Signers include surviving family members and veterans involved in the 1996 Khobar Towers bombing in Saudi Arabia, the 1983 U.S. Marine barracks bombing in Lebanon, the 1968 USS Pueblo incident with North Korea and several other international incidents.

All could potentially financially benefit from the change in policy, along with several thousand others.

At issue is a White House announcement from February that administration officials would freeze $7 billion in Afghan central bank funds in an effort to redirect the money to Afghanistan humanitarian efforts and pending legal cases related to the Sept. 11, 2001, attacks in New York, Pennsylvania and Washington, D.C.

In an executive order, President Joe Biden directed half of the money to be put in a fund for humanitarian needs, and the other half set aside to help settle the ongoing lawsuits.

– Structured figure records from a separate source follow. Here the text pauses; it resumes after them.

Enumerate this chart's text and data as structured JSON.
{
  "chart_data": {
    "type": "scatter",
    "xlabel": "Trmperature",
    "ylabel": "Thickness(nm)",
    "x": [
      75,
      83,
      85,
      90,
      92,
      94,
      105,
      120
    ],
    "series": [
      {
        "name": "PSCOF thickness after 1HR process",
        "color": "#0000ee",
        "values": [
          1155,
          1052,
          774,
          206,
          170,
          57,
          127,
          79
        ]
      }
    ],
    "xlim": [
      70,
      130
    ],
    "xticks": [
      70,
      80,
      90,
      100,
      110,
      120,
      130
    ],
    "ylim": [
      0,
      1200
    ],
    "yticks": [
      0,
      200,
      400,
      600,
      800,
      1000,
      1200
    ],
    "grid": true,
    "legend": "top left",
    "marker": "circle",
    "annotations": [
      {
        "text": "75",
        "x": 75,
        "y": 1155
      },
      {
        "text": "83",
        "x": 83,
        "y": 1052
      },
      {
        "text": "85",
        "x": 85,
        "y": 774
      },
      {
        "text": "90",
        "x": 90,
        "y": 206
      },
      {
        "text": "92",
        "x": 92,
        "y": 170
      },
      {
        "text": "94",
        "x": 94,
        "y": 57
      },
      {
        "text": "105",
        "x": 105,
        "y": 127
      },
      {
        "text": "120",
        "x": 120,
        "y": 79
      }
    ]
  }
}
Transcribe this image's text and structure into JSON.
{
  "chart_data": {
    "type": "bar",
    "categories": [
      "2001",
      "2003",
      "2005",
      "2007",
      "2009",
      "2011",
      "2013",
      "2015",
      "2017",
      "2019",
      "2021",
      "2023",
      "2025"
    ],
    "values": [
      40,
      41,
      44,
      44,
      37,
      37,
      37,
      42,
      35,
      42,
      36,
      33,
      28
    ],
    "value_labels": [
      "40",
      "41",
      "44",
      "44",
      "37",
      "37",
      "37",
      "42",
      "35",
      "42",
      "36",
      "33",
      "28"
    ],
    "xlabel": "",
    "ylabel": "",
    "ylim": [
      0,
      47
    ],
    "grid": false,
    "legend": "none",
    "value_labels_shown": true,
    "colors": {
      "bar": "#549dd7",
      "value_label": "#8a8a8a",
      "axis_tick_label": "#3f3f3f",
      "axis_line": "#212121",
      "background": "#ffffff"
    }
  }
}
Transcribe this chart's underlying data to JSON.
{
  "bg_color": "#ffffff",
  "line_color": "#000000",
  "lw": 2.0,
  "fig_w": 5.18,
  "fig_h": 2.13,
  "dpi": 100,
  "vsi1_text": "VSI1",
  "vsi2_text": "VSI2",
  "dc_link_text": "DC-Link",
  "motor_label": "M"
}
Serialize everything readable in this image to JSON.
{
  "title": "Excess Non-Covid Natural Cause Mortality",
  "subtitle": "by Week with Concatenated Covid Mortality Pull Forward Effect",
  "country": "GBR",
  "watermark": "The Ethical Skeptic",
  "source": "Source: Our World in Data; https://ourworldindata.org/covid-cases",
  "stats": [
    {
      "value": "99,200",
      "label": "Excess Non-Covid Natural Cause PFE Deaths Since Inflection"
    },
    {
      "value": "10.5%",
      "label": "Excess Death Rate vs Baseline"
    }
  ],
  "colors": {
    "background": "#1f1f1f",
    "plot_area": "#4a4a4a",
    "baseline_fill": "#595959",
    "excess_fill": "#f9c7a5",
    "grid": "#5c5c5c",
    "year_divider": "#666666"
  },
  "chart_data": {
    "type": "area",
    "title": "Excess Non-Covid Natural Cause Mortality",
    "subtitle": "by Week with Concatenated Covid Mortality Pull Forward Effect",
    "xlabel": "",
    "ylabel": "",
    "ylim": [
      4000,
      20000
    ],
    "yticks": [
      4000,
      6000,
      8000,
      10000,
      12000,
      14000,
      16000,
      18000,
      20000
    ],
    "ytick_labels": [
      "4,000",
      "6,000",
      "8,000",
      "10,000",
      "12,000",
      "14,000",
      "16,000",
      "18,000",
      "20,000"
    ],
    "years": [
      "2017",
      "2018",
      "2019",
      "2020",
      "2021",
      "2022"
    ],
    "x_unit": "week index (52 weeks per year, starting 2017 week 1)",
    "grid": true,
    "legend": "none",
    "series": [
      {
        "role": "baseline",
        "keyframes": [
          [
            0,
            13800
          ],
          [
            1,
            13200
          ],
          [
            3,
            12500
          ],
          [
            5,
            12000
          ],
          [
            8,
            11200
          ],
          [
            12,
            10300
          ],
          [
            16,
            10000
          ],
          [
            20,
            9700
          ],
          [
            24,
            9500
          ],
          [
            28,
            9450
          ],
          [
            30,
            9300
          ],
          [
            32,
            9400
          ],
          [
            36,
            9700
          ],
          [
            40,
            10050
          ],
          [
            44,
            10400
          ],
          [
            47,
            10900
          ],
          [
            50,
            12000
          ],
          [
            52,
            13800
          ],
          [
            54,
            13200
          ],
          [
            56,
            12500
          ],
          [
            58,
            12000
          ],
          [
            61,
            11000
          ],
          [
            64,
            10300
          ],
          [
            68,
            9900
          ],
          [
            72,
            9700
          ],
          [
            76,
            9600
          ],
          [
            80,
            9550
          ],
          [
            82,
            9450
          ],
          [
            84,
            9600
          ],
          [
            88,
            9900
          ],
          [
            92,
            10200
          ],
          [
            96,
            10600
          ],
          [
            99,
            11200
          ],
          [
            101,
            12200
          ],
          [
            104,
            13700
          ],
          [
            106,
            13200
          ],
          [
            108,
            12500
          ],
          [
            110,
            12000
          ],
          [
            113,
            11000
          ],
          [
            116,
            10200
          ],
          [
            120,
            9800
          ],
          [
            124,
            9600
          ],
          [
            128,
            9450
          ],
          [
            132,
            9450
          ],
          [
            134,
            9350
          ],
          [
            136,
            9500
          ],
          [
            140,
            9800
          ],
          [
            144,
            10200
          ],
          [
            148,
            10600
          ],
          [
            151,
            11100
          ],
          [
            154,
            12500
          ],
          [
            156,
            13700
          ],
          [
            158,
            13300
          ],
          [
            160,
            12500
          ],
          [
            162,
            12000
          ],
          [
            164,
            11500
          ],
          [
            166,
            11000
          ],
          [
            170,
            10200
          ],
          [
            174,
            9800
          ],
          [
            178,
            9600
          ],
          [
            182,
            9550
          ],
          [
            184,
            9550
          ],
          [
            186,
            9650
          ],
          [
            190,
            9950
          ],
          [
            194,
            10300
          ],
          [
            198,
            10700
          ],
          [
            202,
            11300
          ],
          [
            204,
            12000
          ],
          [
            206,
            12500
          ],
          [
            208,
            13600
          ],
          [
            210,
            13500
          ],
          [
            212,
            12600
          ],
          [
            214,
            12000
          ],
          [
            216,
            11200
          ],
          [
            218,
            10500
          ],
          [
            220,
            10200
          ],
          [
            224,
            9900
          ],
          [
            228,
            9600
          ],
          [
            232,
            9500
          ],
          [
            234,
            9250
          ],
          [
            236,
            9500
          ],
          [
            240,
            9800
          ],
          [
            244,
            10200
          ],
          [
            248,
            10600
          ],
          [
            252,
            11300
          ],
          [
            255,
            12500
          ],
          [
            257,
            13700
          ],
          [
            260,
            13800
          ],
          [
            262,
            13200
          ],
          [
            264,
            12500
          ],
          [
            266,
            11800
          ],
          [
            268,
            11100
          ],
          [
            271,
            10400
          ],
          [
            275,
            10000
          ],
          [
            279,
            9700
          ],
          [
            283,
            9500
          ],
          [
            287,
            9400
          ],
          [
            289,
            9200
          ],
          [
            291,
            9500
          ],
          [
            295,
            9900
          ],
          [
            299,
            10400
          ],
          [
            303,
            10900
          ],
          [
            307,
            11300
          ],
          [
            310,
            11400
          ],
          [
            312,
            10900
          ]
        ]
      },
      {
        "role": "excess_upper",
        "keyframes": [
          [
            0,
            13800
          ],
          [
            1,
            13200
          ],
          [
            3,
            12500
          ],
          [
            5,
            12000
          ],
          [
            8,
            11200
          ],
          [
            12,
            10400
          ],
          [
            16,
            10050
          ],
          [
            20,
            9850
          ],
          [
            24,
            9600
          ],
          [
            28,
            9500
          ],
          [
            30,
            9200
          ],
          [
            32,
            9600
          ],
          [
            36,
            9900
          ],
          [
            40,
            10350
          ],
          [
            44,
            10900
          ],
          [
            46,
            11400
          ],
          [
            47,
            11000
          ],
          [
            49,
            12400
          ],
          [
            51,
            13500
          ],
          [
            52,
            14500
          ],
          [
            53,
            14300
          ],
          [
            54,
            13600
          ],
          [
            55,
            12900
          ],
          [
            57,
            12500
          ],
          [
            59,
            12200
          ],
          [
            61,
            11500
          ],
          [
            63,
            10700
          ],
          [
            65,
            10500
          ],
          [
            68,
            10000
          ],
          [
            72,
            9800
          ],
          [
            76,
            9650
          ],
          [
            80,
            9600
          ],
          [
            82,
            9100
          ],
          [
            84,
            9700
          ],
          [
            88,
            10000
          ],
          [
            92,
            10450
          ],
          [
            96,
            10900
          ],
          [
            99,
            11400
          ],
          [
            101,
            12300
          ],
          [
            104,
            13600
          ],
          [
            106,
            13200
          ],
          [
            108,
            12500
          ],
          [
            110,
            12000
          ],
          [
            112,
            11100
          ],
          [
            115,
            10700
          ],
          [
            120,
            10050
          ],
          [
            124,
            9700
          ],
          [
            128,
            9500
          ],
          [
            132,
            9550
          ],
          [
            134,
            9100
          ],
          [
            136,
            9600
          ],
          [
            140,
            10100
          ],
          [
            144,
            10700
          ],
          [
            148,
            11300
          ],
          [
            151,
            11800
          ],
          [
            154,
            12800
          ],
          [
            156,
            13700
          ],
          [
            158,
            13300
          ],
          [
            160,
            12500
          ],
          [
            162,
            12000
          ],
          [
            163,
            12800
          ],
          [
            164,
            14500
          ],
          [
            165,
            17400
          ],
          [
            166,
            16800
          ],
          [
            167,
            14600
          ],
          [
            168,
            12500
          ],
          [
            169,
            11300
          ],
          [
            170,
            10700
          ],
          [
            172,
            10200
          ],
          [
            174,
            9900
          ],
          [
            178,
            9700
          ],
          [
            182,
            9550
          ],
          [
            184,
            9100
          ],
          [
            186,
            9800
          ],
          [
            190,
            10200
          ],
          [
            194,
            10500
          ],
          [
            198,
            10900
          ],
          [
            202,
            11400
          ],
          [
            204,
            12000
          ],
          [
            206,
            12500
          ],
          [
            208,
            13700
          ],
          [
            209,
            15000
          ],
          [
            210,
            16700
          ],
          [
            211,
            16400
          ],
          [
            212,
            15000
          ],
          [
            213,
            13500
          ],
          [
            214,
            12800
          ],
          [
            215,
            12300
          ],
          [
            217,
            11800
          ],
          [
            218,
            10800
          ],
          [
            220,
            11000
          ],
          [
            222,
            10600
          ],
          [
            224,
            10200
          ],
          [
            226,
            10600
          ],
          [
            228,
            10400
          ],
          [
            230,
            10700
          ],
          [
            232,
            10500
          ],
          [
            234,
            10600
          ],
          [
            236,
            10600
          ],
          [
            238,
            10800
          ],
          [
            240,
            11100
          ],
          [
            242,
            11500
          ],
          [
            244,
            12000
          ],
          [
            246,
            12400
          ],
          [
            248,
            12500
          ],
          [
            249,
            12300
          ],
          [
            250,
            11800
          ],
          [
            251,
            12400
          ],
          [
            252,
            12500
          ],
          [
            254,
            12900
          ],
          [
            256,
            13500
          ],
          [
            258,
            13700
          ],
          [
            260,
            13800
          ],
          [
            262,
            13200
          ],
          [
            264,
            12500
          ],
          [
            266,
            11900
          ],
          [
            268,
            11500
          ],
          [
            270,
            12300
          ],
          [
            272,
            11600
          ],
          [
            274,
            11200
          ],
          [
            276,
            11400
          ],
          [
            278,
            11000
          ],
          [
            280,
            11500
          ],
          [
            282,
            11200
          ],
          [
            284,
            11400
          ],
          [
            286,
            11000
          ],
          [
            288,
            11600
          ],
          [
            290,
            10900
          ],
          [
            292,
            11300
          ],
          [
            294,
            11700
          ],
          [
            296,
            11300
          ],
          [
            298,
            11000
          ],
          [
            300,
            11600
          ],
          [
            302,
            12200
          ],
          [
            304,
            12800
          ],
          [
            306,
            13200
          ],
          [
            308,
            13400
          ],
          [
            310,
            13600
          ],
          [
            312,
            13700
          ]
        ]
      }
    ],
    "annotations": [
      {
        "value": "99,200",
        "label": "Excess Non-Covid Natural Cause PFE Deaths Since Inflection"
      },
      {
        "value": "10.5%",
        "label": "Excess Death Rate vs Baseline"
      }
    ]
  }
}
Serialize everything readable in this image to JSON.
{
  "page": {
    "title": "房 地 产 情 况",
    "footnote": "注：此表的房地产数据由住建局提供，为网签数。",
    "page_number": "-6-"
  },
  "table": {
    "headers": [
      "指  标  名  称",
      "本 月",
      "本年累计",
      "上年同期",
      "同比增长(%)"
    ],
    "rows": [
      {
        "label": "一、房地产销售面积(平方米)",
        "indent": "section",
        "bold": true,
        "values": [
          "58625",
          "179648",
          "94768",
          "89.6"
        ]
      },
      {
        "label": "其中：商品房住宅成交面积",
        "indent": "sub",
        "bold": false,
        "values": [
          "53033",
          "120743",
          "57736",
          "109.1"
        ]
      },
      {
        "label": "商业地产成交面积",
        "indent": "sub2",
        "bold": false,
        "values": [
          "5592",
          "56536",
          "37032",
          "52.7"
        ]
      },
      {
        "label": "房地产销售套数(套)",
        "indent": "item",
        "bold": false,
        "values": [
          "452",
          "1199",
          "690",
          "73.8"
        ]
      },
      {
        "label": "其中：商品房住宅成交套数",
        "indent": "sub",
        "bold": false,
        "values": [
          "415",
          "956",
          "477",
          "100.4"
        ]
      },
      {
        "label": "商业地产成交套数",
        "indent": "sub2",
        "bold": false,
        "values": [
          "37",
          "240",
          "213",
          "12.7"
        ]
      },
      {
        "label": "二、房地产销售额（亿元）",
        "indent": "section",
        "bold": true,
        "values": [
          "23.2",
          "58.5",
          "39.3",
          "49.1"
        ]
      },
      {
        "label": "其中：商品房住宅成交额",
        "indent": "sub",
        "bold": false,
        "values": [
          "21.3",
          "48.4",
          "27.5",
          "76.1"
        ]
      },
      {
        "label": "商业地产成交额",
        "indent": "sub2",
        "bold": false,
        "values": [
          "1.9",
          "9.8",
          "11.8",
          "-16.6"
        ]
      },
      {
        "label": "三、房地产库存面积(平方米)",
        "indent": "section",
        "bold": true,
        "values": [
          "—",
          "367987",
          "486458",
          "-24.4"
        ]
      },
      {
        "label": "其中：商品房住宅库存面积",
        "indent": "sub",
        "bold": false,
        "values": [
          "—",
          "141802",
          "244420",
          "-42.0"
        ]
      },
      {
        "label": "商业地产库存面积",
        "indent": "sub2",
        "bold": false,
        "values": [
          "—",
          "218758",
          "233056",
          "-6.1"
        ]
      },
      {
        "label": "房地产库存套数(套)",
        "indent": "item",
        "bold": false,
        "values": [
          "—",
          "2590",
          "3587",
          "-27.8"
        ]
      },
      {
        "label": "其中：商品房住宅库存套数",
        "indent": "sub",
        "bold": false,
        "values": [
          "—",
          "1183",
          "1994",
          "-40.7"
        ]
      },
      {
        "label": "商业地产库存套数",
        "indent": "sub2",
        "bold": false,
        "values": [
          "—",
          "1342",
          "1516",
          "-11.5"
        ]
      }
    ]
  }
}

That $3.5 billion has been caught up in court debates since, with multiple groups representing Sept. 11 victims negotiating how the money may be distributed.

But the coalition of victims of other terrorist attacks argue the money should go into the U.S. Victims of State Sponsored Terrorism Fund, established in 2015 by Congress in an effort to help settle similar legal questions regarding how individuals could be compensated.

They argue that the money should go to help more families, and not just be limited to the Sept. 11 attacks. Many individuals linked to the USVSST have won court judgments against foreign governments and groups, but have no way to collect money from them.